Memory Schemas: the Under-used Approach to Improving Education


I just attended a “memory schema” symposium at the annual meeting of the Society of Neuroscience. The “schema” idea is that memory of prior learning provides a framework or context for new learning. That is, new information is evaluated for relevance to preexisting schema, which may influence how readily new information transfers into memory.

The notion of schema stems originally from Harry Harlow’s ideas back in the 1940s. Harlow showed that when a monkey learns a new kind of problem, he solves it by slow plodding trial and error. However, if he has experience with a large number of problems of a similar type or class, the trial and error is replaced by a process in which the individual problems are eventually solved insightfully. For example, if you learn how to do task A, B, and C, when presented with a new task D, you might say to yourself, “I don’t know how to do this task D, but it is like task B, and I do know how to do that!” Thus, you have a leg up on learning how to do task D. The idea underlies how people become experts in a given field: their accumulated learning of various tasks provides them with a repertoire of what Harlow called “learning sets” that makes it easier to learn new things.

Few of the speakers or audience discussants seemed to be aware of this literature, and their ideas weren’t really all that new, except that the focus is now shifting to memory instead of insight. The basic idea of memory schemas is that associations among learning objects profoundly affect how easily and well a person can remember. Certainly, memory is promoted when learning objects are congruent, that is, have meaningful relationships. Sometimes, however, you can easily remember incongruent items because they are so different. These ideas are important to education, and in the panel discussion at the end of the symposium, speakers were asked to address this matter. But nobody did. And in school systems, few educators do either.
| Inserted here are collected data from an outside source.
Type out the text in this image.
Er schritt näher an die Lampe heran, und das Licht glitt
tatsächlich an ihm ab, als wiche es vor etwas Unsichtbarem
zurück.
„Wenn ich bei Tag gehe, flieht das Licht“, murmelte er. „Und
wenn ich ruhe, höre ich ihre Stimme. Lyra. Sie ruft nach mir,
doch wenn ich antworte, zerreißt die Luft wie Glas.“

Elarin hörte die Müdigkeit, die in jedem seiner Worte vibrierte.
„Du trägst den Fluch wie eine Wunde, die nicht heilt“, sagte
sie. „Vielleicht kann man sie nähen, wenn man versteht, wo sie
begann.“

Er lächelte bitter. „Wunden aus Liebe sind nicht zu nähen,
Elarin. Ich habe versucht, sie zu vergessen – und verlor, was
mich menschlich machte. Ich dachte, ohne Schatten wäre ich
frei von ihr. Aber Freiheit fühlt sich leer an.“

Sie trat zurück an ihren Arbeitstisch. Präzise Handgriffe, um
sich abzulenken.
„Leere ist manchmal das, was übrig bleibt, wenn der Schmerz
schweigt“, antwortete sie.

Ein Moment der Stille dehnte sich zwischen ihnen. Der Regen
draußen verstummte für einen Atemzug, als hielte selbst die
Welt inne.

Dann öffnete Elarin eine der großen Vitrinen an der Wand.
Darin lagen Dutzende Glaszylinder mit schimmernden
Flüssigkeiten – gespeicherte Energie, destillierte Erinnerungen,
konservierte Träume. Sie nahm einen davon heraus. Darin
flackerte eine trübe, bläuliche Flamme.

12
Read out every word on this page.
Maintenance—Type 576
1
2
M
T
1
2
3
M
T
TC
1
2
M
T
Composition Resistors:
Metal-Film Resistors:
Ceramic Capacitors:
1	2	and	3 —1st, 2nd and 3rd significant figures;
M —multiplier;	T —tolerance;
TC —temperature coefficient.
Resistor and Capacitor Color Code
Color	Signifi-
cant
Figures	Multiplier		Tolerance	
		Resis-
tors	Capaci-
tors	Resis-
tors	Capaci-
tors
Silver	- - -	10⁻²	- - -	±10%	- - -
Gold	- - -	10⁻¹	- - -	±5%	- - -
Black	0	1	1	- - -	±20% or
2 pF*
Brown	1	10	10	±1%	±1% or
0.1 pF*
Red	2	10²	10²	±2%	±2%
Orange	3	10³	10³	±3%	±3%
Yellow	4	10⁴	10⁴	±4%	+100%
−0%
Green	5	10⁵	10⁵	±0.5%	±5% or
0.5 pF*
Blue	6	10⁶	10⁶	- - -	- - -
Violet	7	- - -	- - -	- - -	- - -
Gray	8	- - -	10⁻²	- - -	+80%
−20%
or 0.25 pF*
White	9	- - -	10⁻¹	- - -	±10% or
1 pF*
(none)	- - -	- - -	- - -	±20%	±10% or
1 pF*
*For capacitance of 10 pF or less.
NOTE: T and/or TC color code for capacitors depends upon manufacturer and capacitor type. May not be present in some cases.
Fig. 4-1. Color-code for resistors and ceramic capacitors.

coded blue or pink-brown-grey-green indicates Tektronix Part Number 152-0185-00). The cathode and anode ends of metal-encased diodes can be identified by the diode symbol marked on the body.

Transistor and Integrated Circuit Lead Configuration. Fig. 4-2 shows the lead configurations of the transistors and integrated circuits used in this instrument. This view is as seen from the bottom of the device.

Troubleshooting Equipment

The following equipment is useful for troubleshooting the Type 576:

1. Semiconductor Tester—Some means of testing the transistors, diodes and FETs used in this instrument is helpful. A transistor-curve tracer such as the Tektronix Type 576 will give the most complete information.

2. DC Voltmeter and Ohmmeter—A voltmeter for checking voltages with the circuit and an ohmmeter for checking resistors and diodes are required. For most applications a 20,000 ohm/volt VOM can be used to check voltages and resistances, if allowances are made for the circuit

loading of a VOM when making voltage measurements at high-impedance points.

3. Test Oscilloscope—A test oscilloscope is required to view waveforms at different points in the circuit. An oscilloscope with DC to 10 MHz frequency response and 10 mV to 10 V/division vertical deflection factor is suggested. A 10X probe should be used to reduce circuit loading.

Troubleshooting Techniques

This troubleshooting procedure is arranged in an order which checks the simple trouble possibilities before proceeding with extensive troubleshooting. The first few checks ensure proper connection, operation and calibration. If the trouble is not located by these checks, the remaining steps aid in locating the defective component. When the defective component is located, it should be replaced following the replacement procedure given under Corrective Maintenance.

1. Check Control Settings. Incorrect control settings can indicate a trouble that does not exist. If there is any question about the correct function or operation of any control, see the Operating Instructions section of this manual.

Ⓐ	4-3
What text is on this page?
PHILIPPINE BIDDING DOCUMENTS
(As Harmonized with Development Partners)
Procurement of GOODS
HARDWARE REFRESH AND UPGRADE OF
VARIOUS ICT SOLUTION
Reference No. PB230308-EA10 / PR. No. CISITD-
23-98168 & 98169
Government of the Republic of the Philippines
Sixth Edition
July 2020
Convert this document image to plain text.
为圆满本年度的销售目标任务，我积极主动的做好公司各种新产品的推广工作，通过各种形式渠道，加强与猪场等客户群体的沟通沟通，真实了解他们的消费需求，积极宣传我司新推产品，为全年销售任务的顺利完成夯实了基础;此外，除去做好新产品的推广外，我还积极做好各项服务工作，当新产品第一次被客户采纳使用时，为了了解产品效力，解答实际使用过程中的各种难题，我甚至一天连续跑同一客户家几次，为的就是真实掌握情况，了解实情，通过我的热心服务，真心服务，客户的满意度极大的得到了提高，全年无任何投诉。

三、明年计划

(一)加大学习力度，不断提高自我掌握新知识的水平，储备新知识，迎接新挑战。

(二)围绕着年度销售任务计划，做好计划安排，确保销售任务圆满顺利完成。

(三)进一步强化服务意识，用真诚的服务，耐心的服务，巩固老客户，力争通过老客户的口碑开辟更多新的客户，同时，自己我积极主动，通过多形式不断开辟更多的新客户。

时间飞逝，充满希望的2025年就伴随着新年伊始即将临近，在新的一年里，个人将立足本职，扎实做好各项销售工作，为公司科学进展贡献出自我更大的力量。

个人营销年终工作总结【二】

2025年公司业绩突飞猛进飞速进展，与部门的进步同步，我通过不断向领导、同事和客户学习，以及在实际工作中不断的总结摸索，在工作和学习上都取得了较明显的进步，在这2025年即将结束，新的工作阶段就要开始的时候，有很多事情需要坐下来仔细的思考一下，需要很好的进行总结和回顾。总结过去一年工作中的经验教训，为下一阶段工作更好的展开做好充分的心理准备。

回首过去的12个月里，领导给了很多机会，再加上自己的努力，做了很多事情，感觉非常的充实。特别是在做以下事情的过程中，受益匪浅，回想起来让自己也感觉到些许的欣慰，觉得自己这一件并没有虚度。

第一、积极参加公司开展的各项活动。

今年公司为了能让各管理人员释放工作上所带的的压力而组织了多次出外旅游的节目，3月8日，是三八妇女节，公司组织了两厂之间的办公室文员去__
Master teachers have always known intuitively to structure meaningful relationships among learning objects. In principle, this is done by creating associations of word pairs, concepts, spatial locations, and assorted rules and principles. All these things make it easier for students to learn. The problem is that we educators don’t devote enough thought about practical ways to create structured relationships that will promote memory formation and recall. I don’t follow much of the educational research literature, but I suspect that very little of it focuses on the best way to organize the presentation of learning materials. For instance, has anybody conducted an experiment that tests how well students learn the central concepts in the U.S. constitution and its amendments, depending on how the concepts are presented? Or what’s the best way to structure learning objects in the teaching of cell organelles and their functions? Typically, in the latter case for example, a biology teacher considers each organelle in turn and spews out information on what it does. That may not be the most memorizable way to present the information. Maybe it would be better to begin with the biological needs of the cell, how those needs relate to each other, and then how various organelles fulfill those needs. In fact, I took that kind of approach in the on-line biology curriculum I wrote, but no experiment has compared the ease of learning this way versus the traditional approach. I do know from my own experience with trying to learn a little Spanish that the ease of memorizing verb conjugations was greatly affected by how I laid out the words in a table.

To return the schema symposium, the experiments reported made it clear that structured relationships of learning objects improve all aspects of learning: encoding, memory consolidation, and recall. The time has come to develop teaching strategies that exploit the brain’s preferred mode of operation.

One example is the development of a PowerPoint method I developed to create a one-flash card of learning objects that consists of mnemonic icons systematically placed in specified spatial locations. The images represent concepts to memorize, and the spatial locations create spatial relationships that promote memory of the learning objects. For details, see my e-book for students.

In more general terms, the primary task of teachers and students is to develop strategies to enrich the formation of memory schemas. This means finding ways to increase the number and congruence of associations among facts and concepts being taught. The research shows that major benefits can be expected. 

Source:

Harlow H F. 1949. The formation of learning sets. Psychol. Rev. 56:51-65.

Klemm, W. R. 2012. Better Grades, Less Effort. (e-book in all formats at Smashwords.com)

Van Kesteren, M. T. R., and Henson, R. N. A. 2012. The re-emergence of schemas in memory research: from encoding to reconsolidation. Society of Neuroscience Symposium. New Orleans.